Pour le Théâtre de la Manicle, du Havre, dirigé par Georges Vérin, il imagina des marionnettes dans une adaptation du roman de Howard Buten, Monsieur Butterfly (1999). Les quatre personnages de handicapés, réalisés avec des objets qui traînaient dans un bar, boule à sucre, serpillière, guitare, boa, étaient assemblés à vue par les comédiens. Dans certaines scènes de construction, de fête ou de violence, ils étaient manipulés comme des objets en préhension directe.

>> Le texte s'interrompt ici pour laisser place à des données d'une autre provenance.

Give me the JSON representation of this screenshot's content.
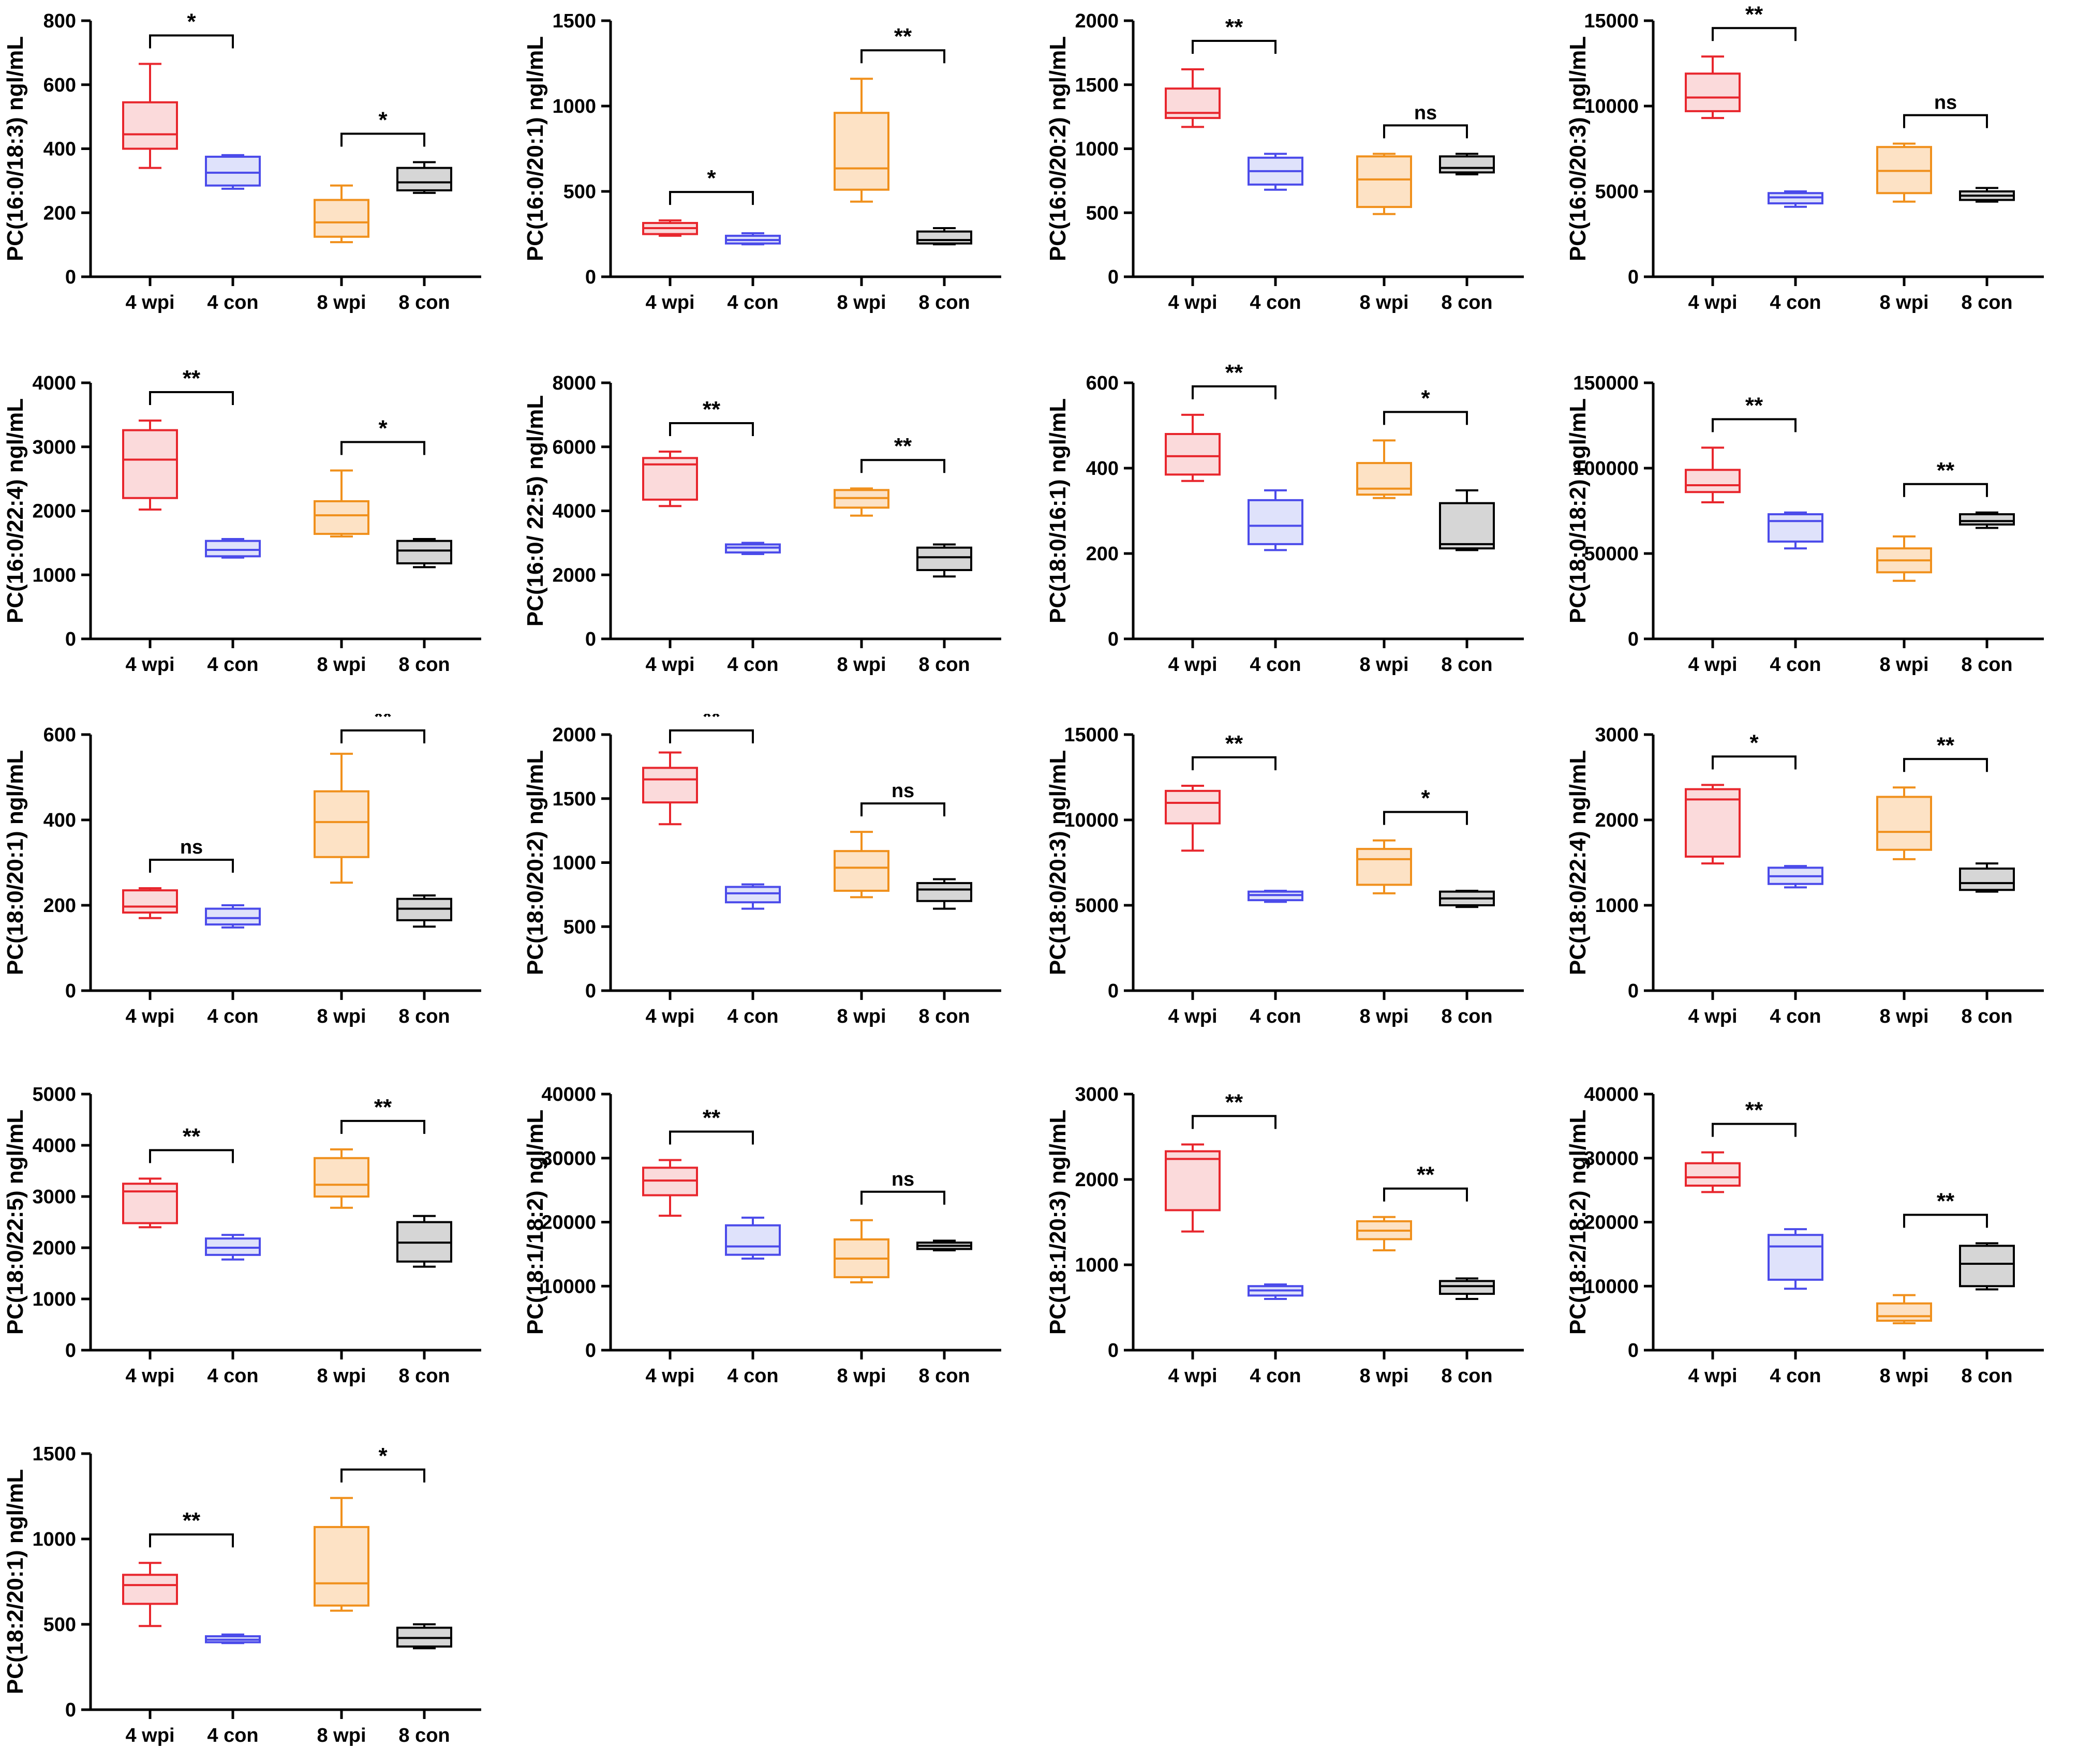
{
  "colors": {
    "4 wpi": {
      "stroke": "#e8262d",
      "fill": "#fbdadb"
    },
    "4 con": {
      "stroke": "#4b4bea",
      "fill": "#dfe2fb"
    },
    "8 wpi": {
      "stroke": "#f0901c",
      "fill": "#fde2c5"
    },
    "8 con": {
      "stroke": "#000000",
      "fill": "#d6d6d6"
    }
  },
  "chart_data": [
    {
      "type": "box",
      "ylabel": "PC(16:0/18:3) ngl/mL",
      "ylim": [
        0,
        800
      ],
      "yticks": [
        0,
        200,
        400,
        600,
        800
      ],
      "categories": [
        "4 wpi",
        "4 con",
        "8 wpi",
        "8 con"
      ],
      "boxes": [
        {
          "min": 340,
          "q1": 400,
          "median": 445,
          "q3": 545,
          "max": 665
        },
        {
          "min": 275,
          "q1": 285,
          "median": 325,
          "q3": 375,
          "max": 380
        },
        {
          "min": 108,
          "q1": 125,
          "median": 170,
          "q3": 240,
          "max": 285
        },
        {
          "min": 262,
          "q1": 270,
          "median": 295,
          "q3": 340,
          "max": 358
        }
      ],
      "significance": [
        {
          "label": "*",
          "pair": [
            0,
            1
          ]
        },
        {
          "label": "*",
          "pair": [
            2,
            3
          ]
        }
      ]
    },
    {
      "type": "box",
      "ylabel": "PC(16:0/20:1) ngl/mL",
      "ylim": [
        0,
        1500
      ],
      "yticks": [
        0,
        500,
        1000,
        1500
      ],
      "categories": [
        "4 wpi",
        "4 con",
        "8 wpi",
        "8 con"
      ],
      "boxes": [
        {
          "min": 240,
          "q1": 250,
          "median": 285,
          "q3": 315,
          "max": 330
        },
        {
          "min": 190,
          "q1": 195,
          "median": 215,
          "q3": 240,
          "max": 255
        },
        {
          "min": 440,
          "q1": 510,
          "median": 635,
          "q3": 960,
          "max": 1160
        },
        {
          "min": 190,
          "q1": 195,
          "median": 215,
          "q3": 265,
          "max": 285
        }
      ],
      "significance": [
        {
          "label": "*",
          "pair": [
            0,
            1
          ]
        },
        {
          "label": "**",
          "pair": [
            2,
            3
          ]
        }
      ]
    },
    {
      "type": "box",
      "ylabel": "PC(16:0/20:2) ngl/mL",
      "ylim": [
        0,
        2000
      ],
      "yticks": [
        0,
        500,
        1000,
        1500,
        2000
      ],
      "categories": [
        "4 wpi",
        "4 con",
        "8 wpi",
        "8 con"
      ],
      "boxes": [
        {
          "min": 1170,
          "q1": 1240,
          "median": 1280,
          "q3": 1470,
          "max": 1620
        },
        {
          "min": 680,
          "q1": 720,
          "median": 825,
          "q3": 930,
          "max": 960
        },
        {
          "min": 490,
          "q1": 545,
          "median": 760,
          "q3": 940,
          "max": 960
        },
        {
          "min": 800,
          "q1": 815,
          "median": 850,
          "q3": 940,
          "max": 960
        }
      ],
      "significance": [
        {
          "label": "**",
          "pair": [
            0,
            1
          ]
        },
        {
          "label": "ns",
          "pair": [
            2,
            3
          ]
        }
      ]
    },
    {
      "type": "box",
      "ylabel": "PC(16:0/20:3) ngl/mL",
      "ylim": [
        0,
        15000
      ],
      "yticks": [
        0,
        5000,
        10000,
        15000
      ],
      "categories": [
        "4 wpi",
        "4 con",
        "8 wpi",
        "8 con"
      ],
      "boxes": [
        {
          "min": 9300,
          "q1": 9700,
          "median": 10500,
          "q3": 11900,
          "max": 12900
        },
        {
          "min": 4100,
          "q1": 4300,
          "median": 4650,
          "q3": 4900,
          "max": 5000
        },
        {
          "min": 4400,
          "q1": 4900,
          "median": 6200,
          "q3": 7600,
          "max": 7800
        },
        {
          "min": 4400,
          "q1": 4500,
          "median": 4750,
          "q3": 5000,
          "max": 5200
        }
      ],
      "significance": [
        {
          "label": "**",
          "pair": [
            0,
            1
          ]
        },
        {
          "label": "ns",
          "pair": [
            2,
            3
          ]
        }
      ]
    },
    {
      "type": "box",
      "ylabel": "PC(16:0/22:4) ngl/mL",
      "ylim": [
        0,
        4000
      ],
      "yticks": [
        0,
        1000,
        2000,
        3000,
        4000
      ],
      "categories": [
        "4 wpi",
        "4 con",
        "8 wpi",
        "8 con"
      ],
      "boxes": [
        {
          "min": 2020,
          "q1": 2200,
          "median": 2800,
          "q3": 3260,
          "max": 3410
        },
        {
          "min": 1270,
          "q1": 1290,
          "median": 1390,
          "q3": 1530,
          "max": 1560
        },
        {
          "min": 1600,
          "q1": 1640,
          "median": 1930,
          "q3": 2150,
          "max": 2630
        },
        {
          "min": 1120,
          "q1": 1180,
          "median": 1380,
          "q3": 1530,
          "max": 1560
        }
      ],
      "significance": [
        {
          "label": "**",
          "pair": [
            0,
            1
          ]
        },
        {
          "label": "*",
          "pair": [
            2,
            3
          ]
        }
      ]
    },
    {
      "type": "box",
      "ylabel": "PC(16:0/ 22:5) ngl/mL",
      "ylim": [
        0,
        8000
      ],
      "yticks": [
        0,
        2000,
        4000,
        6000,
        8000
      ],
      "categories": [
        "4 wpi",
        "4 con",
        "8 wpi",
        "8 con"
      ],
      "boxes": [
        {
          "min": 4150,
          "q1": 4350,
          "median": 5450,
          "q3": 5650,
          "max": 5850
        },
        {
          "min": 2650,
          "q1": 2700,
          "median": 2850,
          "q3": 2950,
          "max": 3000
        },
        {
          "min": 3850,
          "q1": 4100,
          "median": 4400,
          "q3": 4650,
          "max": 4700
        },
        {
          "min": 1950,
          "q1": 2150,
          "median": 2550,
          "q3": 2850,
          "max": 2950
        }
      ],
      "significance": [
        {
          "label": "**",
          "pair": [
            0,
            1
          ]
        },
        {
          "label": "**",
          "pair": [
            2,
            3
          ]
        }
      ]
    },
    {
      "type": "box",
      "ylabel": "PC(18:0/16:1) ngl/mL",
      "ylim": [
        0,
        600
      ],
      "yticks": [
        0,
        200,
        400,
        600
      ],
      "categories": [
        "4 wpi",
        "4 con",
        "8 wpi",
        "8 con"
      ],
      "boxes": [
        {
          "min": 370,
          "q1": 385,
          "median": 428,
          "q3": 480,
          "max": 525
        },
        {
          "min": 208,
          "q1": 222,
          "median": 265,
          "q3": 325,
          "max": 348
        },
        {
          "min": 330,
          "q1": 338,
          "median": 352,
          "q3": 412,
          "max": 465
        },
        {
          "min": 208,
          "q1": 212,
          "median": 222,
          "q3": 318,
          "max": 348
        }
      ],
      "significance": [
        {
          "label": "**",
          "pair": [
            0,
            1
          ]
        },
        {
          "label": "*",
          "pair": [
            2,
            3
          ]
        }
      ]
    },
    {
      "type": "box",
      "ylabel": "PC(18:0/18:2) ngl/mL",
      "ylim": [
        0,
        150000
      ],
      "yticks": [
        0,
        50000,
        100000,
        150000
      ],
      "categories": [
        "4 wpi",
        "4 con",
        "8 wpi",
        "8 con"
      ],
      "boxes": [
        {
          "min": 80000,
          "q1": 86000,
          "median": 90000,
          "q3": 99000,
          "max": 112000
        },
        {
          "min": 53000,
          "q1": 57000,
          "median": 69000,
          "q3": 73000,
          "max": 74000
        },
        {
          "min": 34000,
          "q1": 39000,
          "median": 46000,
          "q3": 53000,
          "max": 60000
        },
        {
          "min": 65000,
          "q1": 67000,
          "median": 69000,
          "q3": 73000,
          "max": 74000
        }
      ],
      "significance": [
        {
          "label": "**",
          "pair": [
            0,
            1
          ]
        },
        {
          "label": "**",
          "pair": [
            2,
            3
          ]
        }
      ]
    },
    {
      "type": "box",
      "ylabel": "PC(18:0/20:1) ngl/mL",
      "ylim": [
        0,
        600
      ],
      "yticks": [
        0,
        200,
        400,
        600
      ],
      "categories": [
        "4 wpi",
        "4 con",
        "8 wpi",
        "8 con"
      ],
      "boxes": [
        {
          "min": 170,
          "q1": 183,
          "median": 197,
          "q3": 235,
          "max": 240
        },
        {
          "min": 148,
          "q1": 155,
          "median": 170,
          "q3": 192,
          "max": 200
        },
        {
          "min": 253,
          "q1": 313,
          "median": 395,
          "q3": 467,
          "max": 555
        },
        {
          "min": 150,
          "q1": 165,
          "median": 192,
          "q3": 215,
          "max": 223
        }
      ],
      "significance": [
        {
          "label": "ns",
          "pair": [
            0,
            1
          ]
        },
        {
          "label": "**",
          "pair": [
            2,
            3
          ]
        }
      ]
    },
    {
      "type": "box",
      "ylabel": "PC(18:0/20:2) ngl/mL",
      "ylim": [
        0,
        2000
      ],
      "yticks": [
        0,
        500,
        1000,
        1500,
        2000
      ],
      "categories": [
        "4 wpi",
        "4 con",
        "8 wpi",
        "8 con"
      ],
      "boxes": [
        {
          "min": 1300,
          "q1": 1470,
          "median": 1650,
          "q3": 1740,
          "max": 1860
        },
        {
          "min": 640,
          "q1": 690,
          "median": 760,
          "q3": 810,
          "max": 830
        },
        {
          "min": 730,
          "q1": 780,
          "median": 960,
          "q3": 1090,
          "max": 1240
        },
        {
          "min": 640,
          "q1": 700,
          "median": 790,
          "q3": 840,
          "max": 870
        }
      ],
      "significance": [
        {
          "label": "**",
          "pair": [
            0,
            1
          ]
        },
        {
          "label": "ns",
          "pair": [
            2,
            3
          ]
        }
      ]
    },
    {
      "type": "box",
      "ylabel": "PC(18:0/20:3) ngl/mL",
      "ylim": [
        0,
        15000
      ],
      "yticks": [
        0,
        5000,
        10000,
        15000
      ],
      "categories": [
        "4 wpi",
        "4 con",
        "8 wpi",
        "8 con"
      ],
      "boxes": [
        {
          "min": 8200,
          "q1": 9800,
          "median": 11000,
          "q3": 11700,
          "max": 12000
        },
        {
          "min": 5200,
          "q1": 5300,
          "median": 5600,
          "q3": 5800,
          "max": 5850
        },
        {
          "min": 5700,
          "q1": 6200,
          "median": 7700,
          "q3": 8300,
          "max": 8800
        },
        {
          "min": 4900,
          "q1": 5000,
          "median": 5400,
          "q3": 5800,
          "max": 5850
        }
      ],
      "significance": [
        {
          "label": "**",
          "pair": [
            0,
            1
          ]
        },
        {
          "label": "*",
          "pair": [
            2,
            3
          ]
        }
      ]
    },
    {
      "type": "box",
      "ylabel": "PC(18:0/22:4) ngl/mL",
      "ylim": [
        0,
        3000
      ],
      "yticks": [
        0,
        1000,
        2000,
        3000
      ],
      "categories": [
        "4 wpi",
        "4 con",
        "8 wpi",
        "8 con"
      ],
      "boxes": [
        {
          "min": 1490,
          "q1": 1570,
          "median": 2240,
          "q3": 2360,
          "max": 2410
        },
        {
          "min": 1210,
          "q1": 1250,
          "median": 1340,
          "q3": 1440,
          "max": 1460
        },
        {
          "min": 1540,
          "q1": 1650,
          "median": 1860,
          "q3": 2270,
          "max": 2380
        },
        {
          "min": 1160,
          "q1": 1180,
          "median": 1260,
          "q3": 1430,
          "max": 1490
        }
      ],
      "significance": [
        {
          "label": "*",
          "pair": [
            0,
            1
          ]
        },
        {
          "label": "**",
          "pair": [
            2,
            3
          ]
        }
      ]
    },
    {
      "type": "box",
      "ylabel": "PC(18:0/22:5) ngl/mL",
      "ylim": [
        0,
        5000
      ],
      "yticks": [
        0,
        1000,
        2000,
        3000,
        4000,
        5000
      ],
      "categories": [
        "4 wpi",
        "4 con",
        "8 wpi",
        "8 con"
      ],
      "boxes": [
        {
          "min": 2400,
          "q1": 2480,
          "median": 3100,
          "q3": 3250,
          "max": 3350
        },
        {
          "min": 1770,
          "q1": 1860,
          "median": 2000,
          "q3": 2180,
          "max": 2250
        },
        {
          "min": 2780,
          "q1": 3000,
          "median": 3230,
          "q3": 3750,
          "max": 3920
        },
        {
          "min": 1630,
          "q1": 1730,
          "median": 2100,
          "q3": 2500,
          "max": 2620
        }
      ],
      "significance": [
        {
          "label": "**",
          "pair": [
            0,
            1
          ]
        },
        {
          "label": "**",
          "pair": [
            2,
            3
          ]
        }
      ]
    },
    {
      "type": "box",
      "ylabel": "PC(18:1/18:2) ngl/mL",
      "ylim": [
        0,
        40000
      ],
      "yticks": [
        0,
        10000,
        20000,
        30000,
        40000
      ],
      "categories": [
        "4 wpi",
        "4 con",
        "8 wpi",
        "8 con"
      ],
      "boxes": [
        {
          "min": 21000,
          "q1": 24200,
          "median": 26500,
          "q3": 28500,
          "max": 29700
        },
        {
          "min": 14300,
          "q1": 14900,
          "median": 16200,
          "q3": 19500,
          "max": 20700
        },
        {
          "min": 10600,
          "q1": 11400,
          "median": 14300,
          "q3": 17300,
          "max": 20300
        },
        {
          "min": 15600,
          "q1": 15800,
          "median": 16300,
          "q3": 16800,
          "max": 17100
        }
      ],
      "significance": [
        {
          "label": "**",
          "pair": [
            0,
            1
          ]
        },
        {
          "label": "ns",
          "pair": [
            2,
            3
          ]
        }
      ]
    },
    {
      "type": "box",
      "ylabel": "PC(18:1/20:3) ngl/mL",
      "ylim": [
        0,
        3000
      ],
      "yticks": [
        0,
        1000,
        2000,
        3000
      ],
      "categories": [
        "4 wpi",
        "4 con",
        "8 wpi",
        "8 con"
      ],
      "boxes": [
        {
          "min": 1390,
          "q1": 1640,
          "median": 2240,
          "q3": 2330,
          "max": 2410
        },
        {
          "min": 600,
          "q1": 640,
          "median": 700,
          "q3": 750,
          "max": 770
        },
        {
          "min": 1170,
          "q1": 1300,
          "median": 1400,
          "q3": 1510,
          "max": 1560
        },
        {
          "min": 600,
          "q1": 660,
          "median": 750,
          "q3": 810,
          "max": 840
        }
      ],
      "significance": [
        {
          "label": "**",
          "pair": [
            0,
            1
          ]
        },
        {
          "label": "**",
          "pair": [
            2,
            3
          ]
        }
      ]
    },
    {
      "type": "box",
      "ylabel": "PC(18:2/18:2) ngl/mL",
      "ylim": [
        0,
        40000
      ],
      "yticks": [
        0,
        10000,
        20000,
        30000,
        40000
      ],
      "categories": [
        "4 wpi",
        "4 con",
        "8 wpi",
        "8 con"
      ],
      "boxes": [
        {
          "min": 24700,
          "q1": 25700,
          "median": 27000,
          "q3": 29200,
          "max": 30900
        },
        {
          "min": 9600,
          "q1": 11000,
          "median": 16200,
          "q3": 18000,
          "max": 18900
        },
        {
          "min": 4200,
          "q1": 4600,
          "median": 5300,
          "q3": 7300,
          "max": 8600
        },
        {
          "min": 9500,
          "q1": 10000,
          "median": 13500,
          "q3": 16300,
          "max": 16700
        }
      ],
      "significance": [
        {
          "label": "**",
          "pair": [
            0,
            1
          ]
        },
        {
          "label": "**",
          "pair": [
            2,
            3
          ]
        }
      ]
    },
    {
      "type": "box",
      "ylabel": "PC(18:2/20:1) ngl/mL",
      "ylim": [
        0,
        1500
      ],
      "yticks": [
        0,
        500,
        1000,
        1500
      ],
      "categories": [
        "4 wpi",
        "4 con",
        "8 wpi",
        "8 con"
      ],
      "boxes": [
        {
          "min": 490,
          "q1": 620,
          "median": 730,
          "q3": 790,
          "max": 860
        },
        {
          "min": 390,
          "q1": 395,
          "median": 410,
          "q3": 430,
          "max": 440
        },
        {
          "min": 580,
          "q1": 610,
          "median": 740,
          "q3": 1070,
          "max": 1240
        },
        {
          "min": 360,
          "q1": 370,
          "median": 420,
          "q3": 480,
          "max": 500
        }
      ],
      "significance": [
        {
          "label": "**",
          "pair": [
            0,
            1
          ]
        },
        {
          "label": "*",
          "pair": [
            2,
            3
          ]
        }
      ]
    }
  ]
}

Ou bien encore dans Fissures, un spectacle monté par le Nord-Ouest Théâtre – La Famille magnifique, de René Pareja, Roland Fichet relatait le viol et le meurtre d’une femme. Fabriquer un « faux-semblant » qui résistât à une telle fureur était une gageure, mais en déchirant simplement une feuille de papier pliée en deux, le comédien récitant faisait naître une silhouette de femme. Cette forme dérisoire et fragile tirait toute sa force dramatique de sa manipulation sans artifice. Victime de toutes les avanies, elle était froissée puis déchirée en morceaux et finissait noyée.

Franck Soehnle de la compagnie Figuren theater Tübingen manipula remarquablement, à vue, la danse frénétique d’une sorte de squelette dans Flamingo bar. La marionnette était constituée d’une tête creuse (à la mâchoire mobile) accrochée à une traverse d’épaules où étaient attachés des bras articulés et une longue loque en guise de costume. D’une main placée en supination, il maintenait la tête avec son pouce et une bride (fixée derrière la traverse) posée sur le poignet. Les autres doigts étaient placés à l’intérieur pour remuer la mâchoire. Sa main gauche empoignait directement les mains de la marionnette.

Quant à la compagnie « S’appelle reviens », elle présenta dans États de femmes (2005) une recherche de manipulation directe de matériaux pour construire les personnages. Ces artistes modèlent directement des marionnettes, empoignent terre et sable, jouant avec les matières comme le latex et le sucre pour exprimer leurs émotions ou leurs cauchemars.